Dum Dum Girls stay true to passion 

Dee Dee Penny reflects on creating personal guitar pop

TRUE ROMANCE: Dee Dee Penny’s melancholy noise pop blooms on Too True.

Courtesy Sub Pop

TRUE ROMANCE: Dee Dee Penny’s melancholy noise pop blooms on Too True.

After six years, Dum Dum Girls, the highly personal guitar-pop project fronted by Dee Dee Penny, has drawn staying power from consistently catchy songwriting and incorporating atmospheric post-punk influences. In January, the group released its third studio album, Too True (Sub Pop), and it's full of Penny's moody vocals, synth production from former Brill Building songwriter Richard Gottehrer ("My Boyfriend's Back," "Hang on Sloopy"), and the most emotionally powerful songwriting to date. Before Dum Dum Girls' tour makes its way to Atlanta, Penny (Kristin Welchez) talked to CL about playing guitar in a male-dominated genre, being married to another musician (Brandon Welchez of Crocodiles), and her ever-present stage fright.

Too True moves from the lo-fi West Coast sound of previous albums to an '80s-tinged sound. Is that producer Richard Gottehrer's influence?

I wouldn't describe anything that I've recorded past my first few albums as West Coast, especially with access to a recording studio and people that know what they're doing. That was a big, liberating step for me. I've tried to take advantage of these things that can really take the record to the next level. Gottehrer came on board for the first record, I Will Be. I recorded the songs myself and had a MySpace at the time. He loved my cover of [Sonny & Cher's] "Baby Don't Go," and that piqued his interest. I was nervous, since his résumé is so impressive. He's an encyclopedia of so many key moments of music history, and he's so unjaded. It's shocking to me that he still has this love and lust for life. Besides his musical talents, it's why I'll keep him around.

Do you feel like Too True is a pop album?

I've always tried to write pop songs. I've always tried to produce my record in that way, and the idea of being able to communicate on a larger scale has always appealed to me. As I've become more comfortable and more confident in my songwriting and recording, I've tried to not engage with the negative backlash that's inevitable. I've become more comfortable writing things that reflect who I am.

I used to have debilitating stage fright. I still have moments of that, especially during TV performances. It's uncharted territory, and I've only done it about three times. Playing on ["Late Show with David Letterman"] was unreal, since I grew up watching Letterman.

What's it like being married to another touring musicians?

It's complicated to coordinate, obviously. The indie music world isn't set up to be conducive for joint touring, so we have pretty combative schedules. What we do is so weird compared to what most people do, so I'm glad that my partner understands what my life is like and vice versa. Nine months out of the year, I'm not home, but we've sort of figured out how to make it work.

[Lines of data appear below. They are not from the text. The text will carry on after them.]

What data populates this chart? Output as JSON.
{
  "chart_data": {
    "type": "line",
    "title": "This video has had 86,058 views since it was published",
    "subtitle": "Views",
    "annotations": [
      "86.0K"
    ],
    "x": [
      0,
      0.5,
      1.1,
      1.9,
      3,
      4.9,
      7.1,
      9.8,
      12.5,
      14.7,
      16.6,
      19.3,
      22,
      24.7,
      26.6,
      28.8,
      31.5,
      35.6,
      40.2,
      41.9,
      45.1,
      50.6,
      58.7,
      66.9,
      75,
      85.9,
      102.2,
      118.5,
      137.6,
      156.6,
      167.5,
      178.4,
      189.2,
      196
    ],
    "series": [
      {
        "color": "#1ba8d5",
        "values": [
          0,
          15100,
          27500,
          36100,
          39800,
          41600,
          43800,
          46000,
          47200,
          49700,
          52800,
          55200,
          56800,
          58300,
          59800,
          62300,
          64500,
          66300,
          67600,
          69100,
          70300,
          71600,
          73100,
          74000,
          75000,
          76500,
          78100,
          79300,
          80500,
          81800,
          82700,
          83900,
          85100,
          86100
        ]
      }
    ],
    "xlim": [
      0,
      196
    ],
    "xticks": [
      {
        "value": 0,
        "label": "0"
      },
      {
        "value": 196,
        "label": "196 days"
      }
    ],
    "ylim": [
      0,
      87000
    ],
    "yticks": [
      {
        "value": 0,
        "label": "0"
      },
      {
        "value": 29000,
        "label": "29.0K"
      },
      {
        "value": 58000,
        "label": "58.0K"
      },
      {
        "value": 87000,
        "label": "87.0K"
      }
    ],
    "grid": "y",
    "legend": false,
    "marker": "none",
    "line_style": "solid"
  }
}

Are there still limitations for women-fronted rock bands?

Oh, yeah. My personal experience was that when I started, I wanted to see what being a part of that female tradition would be like. As much as it's been a political thing, it's been a personal thing. My focus is on the music.

We've been championed as a female band, we've been insulted, we've been cut down. Female bands have been the token bands. I've generally loved them. There's an attitude and aesthetic to them that I love. It's kind of a tired category, and I know that it took me a long time to get to a place where I wanted to do it on my own. I'm trying to set an example not just for young girls, but for young people in general.